I really liked a lot of Silverberg's early work. I've got quite a few of them here and have read more of those than of his later stuff. I want this collection, though.
Calvin Moses Knox, eh? That's a great story. Almost as good as the one in AFTERTHOUGHTS about where the title YOU COULD CALL IT MURDER came from.
I would have loved to be there for that conversation. You guys should take the show on the road.
I have to get that Silverberg book as like others have noted, I gulped down so many of these stories as a kid. His Ace Doubles were among my first SF novels.
I wonder if the Fairman story was "The Cosmic Frame" although it wasn't published under the Robert Arnett name? The Fairman story was made into the SF movie "Invasion of the Saucer Men."
This is one of my "down" books. When I'm in need of just zoning out I pick this book up and remind myself why, as a yute, I wanted to be Robert Silverberg when I grew up. I've been reading and admiring the man for fifty-or so years. I have four of his novels and two of his collections on my Essentials shelf. An amazing writer.
Richard,
No, it was "Empire of Evil", published in the January 1951 AMAZING.

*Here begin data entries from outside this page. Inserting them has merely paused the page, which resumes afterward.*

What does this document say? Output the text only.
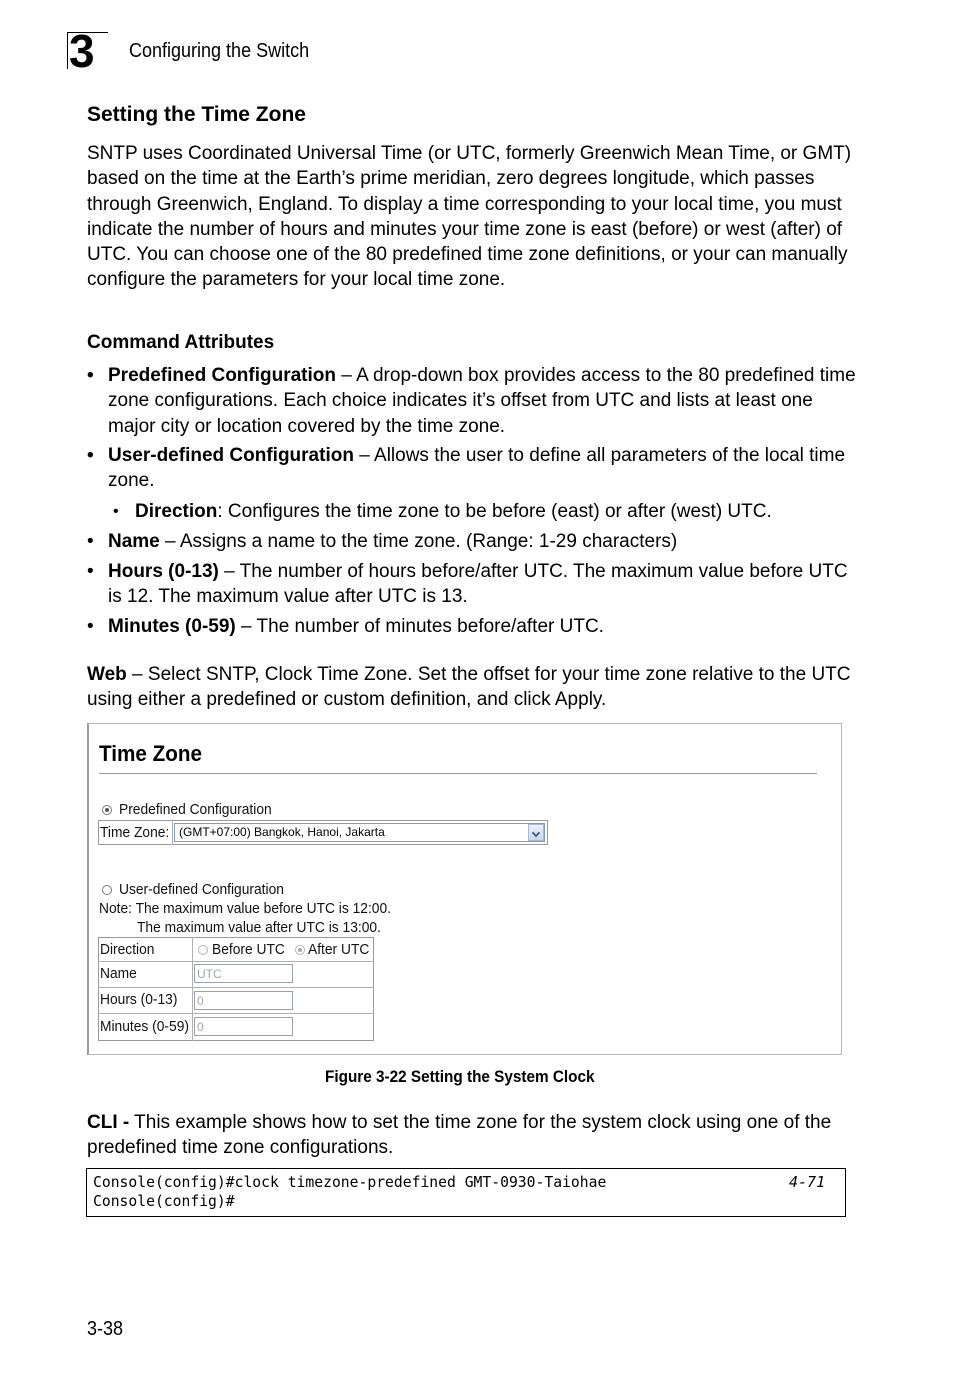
3 Configuring the Switch
Setting the Time Zone
SNTP uses Coordinated Universal Time (or UTC, formerly Greenwich Mean Time, or GMT) based on the time at the Earth’s prime meridian, zero degrees longitude, which passes through Greenwich, England. To display a time corresponding to your local time, you must indicate the number of hours and minutes your time zone is east (before) or west (after) of UTC. You can choose one of the 80 predefined time zone definitions, or your can manually configure the parameters for your local time zone.
Command Attributes
• Predefined Configuration – A drop-down box provides access to the 80 predefined time zone configurations. Each choice indicates it’s offset from UTC and lists at least one major city or location covered by the time zone.
• User-defined Configuration – Allows the user to define all parameters of the local time zone.
• Direction: Configures the time zone to be before (east) or after (west) UTC.
• Name – Assigns a name to the time zone. (Range: 1-29 characters)
• Hours (0-13) – The number of hours before/after UTC. The maximum value before UTC is 12. The maximum value after UTC is 13.
• Minutes (0-59) – The number of minutes before/after UTC.
Web – Select SNTP, Clock Time Zone. Set the offset for your time zone relative to the UTC using either a predefined or custom definition, and click Apply.
Time Zone
Predefined Configuration
Time Zone: (GMT+07:00) Bangkok, Hanoi, Jakarta
User-defined Configuration
Note: The maximum value before UTC is 12:00.
The maximum value after UTC is 13:00.
Direction	Before UTC After UTC
Name	UTC
Hours (0-13) 0
Minutes (0-59) 0
Figure 3-22 Setting the System Clock
CLI - This example shows how to set the time zone for the system clock using one of the predefined time zone configurations.
Console(config)#clock timezone-predefined GMT-0930-Taiohae	4-71
Console(config)#
3-38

Larry Block has the Calvin Knox story a bit awry. It wasn't Scott Meredith who said I'd have trouble with a Jewish byline; it was my collaborator Randall Garrett, who told me that John Campbell, the editor of ASTOUNDING SF, disliked having Jewish names on his contents page. Maybe so, but Campbell bought and published plenty of Silverberg stories under that name, and when I told him, years later, how the Calvin Knox name had been conceived, he burst into laughter.
Now that you mention it, I seem to remember reading about Randall Garrett's connection to the name in one of your other books, maybe those "Robert Randall" books. I have the Ace reprints of those but haven't read them yet, other than the intros. (I always read intros right away.)
In response to Robert Silverberg's mention of his collaborator Robert Garrett, I want to recommend the Crippen & Landru collection of their SF/mystery collaborations A LITTLE INTELLIGENCE as originally published in the Ziff-Davis digests and Robert Lowndes (bless his memory) pulps and digests of the 1950s.
Interesting to hear that it was Randall Garrett and not Meredith who suggested a name change for Silverberg. Meredith was known for changing names of writers (and employed agents) he considered too ethnic to more anglo alternatives.
Well, since there are too many accomplished folks in this comments field, I'll add the brief comment that the best, particularly, of the work that Walker mentions (from the mid '60s to the mid '70s and Silverberg's first retirement) keeps all the drive of his early work and adds sophistication of structure and characterization and subtext that does nothing to discourage the reader...from, say, HAWKSBILL STATION (the first RS novel I read, when I was 12 or so...I think the shorter form was one of the earliest of his "new" approach stories in GALAXY) through DYING INSIDE and "Born with the Dead" even more than SHADRACH IN THE FURNACE (one each in GALAXY, F&SF and ANALOG), you are unlikely to be disappointed, and likely to be permanently impressed. (As the titles might suggest, not always the cheeriest of fiction...but, then, neither is THE OX-BOW INCIDENT or THE TRACK OF THE CAT...or...)(DYING INSIDE arguably does have a happy ending!)
HAWKSBILL STATION is in my "Read Soon" stack (which is much larger than its name implies).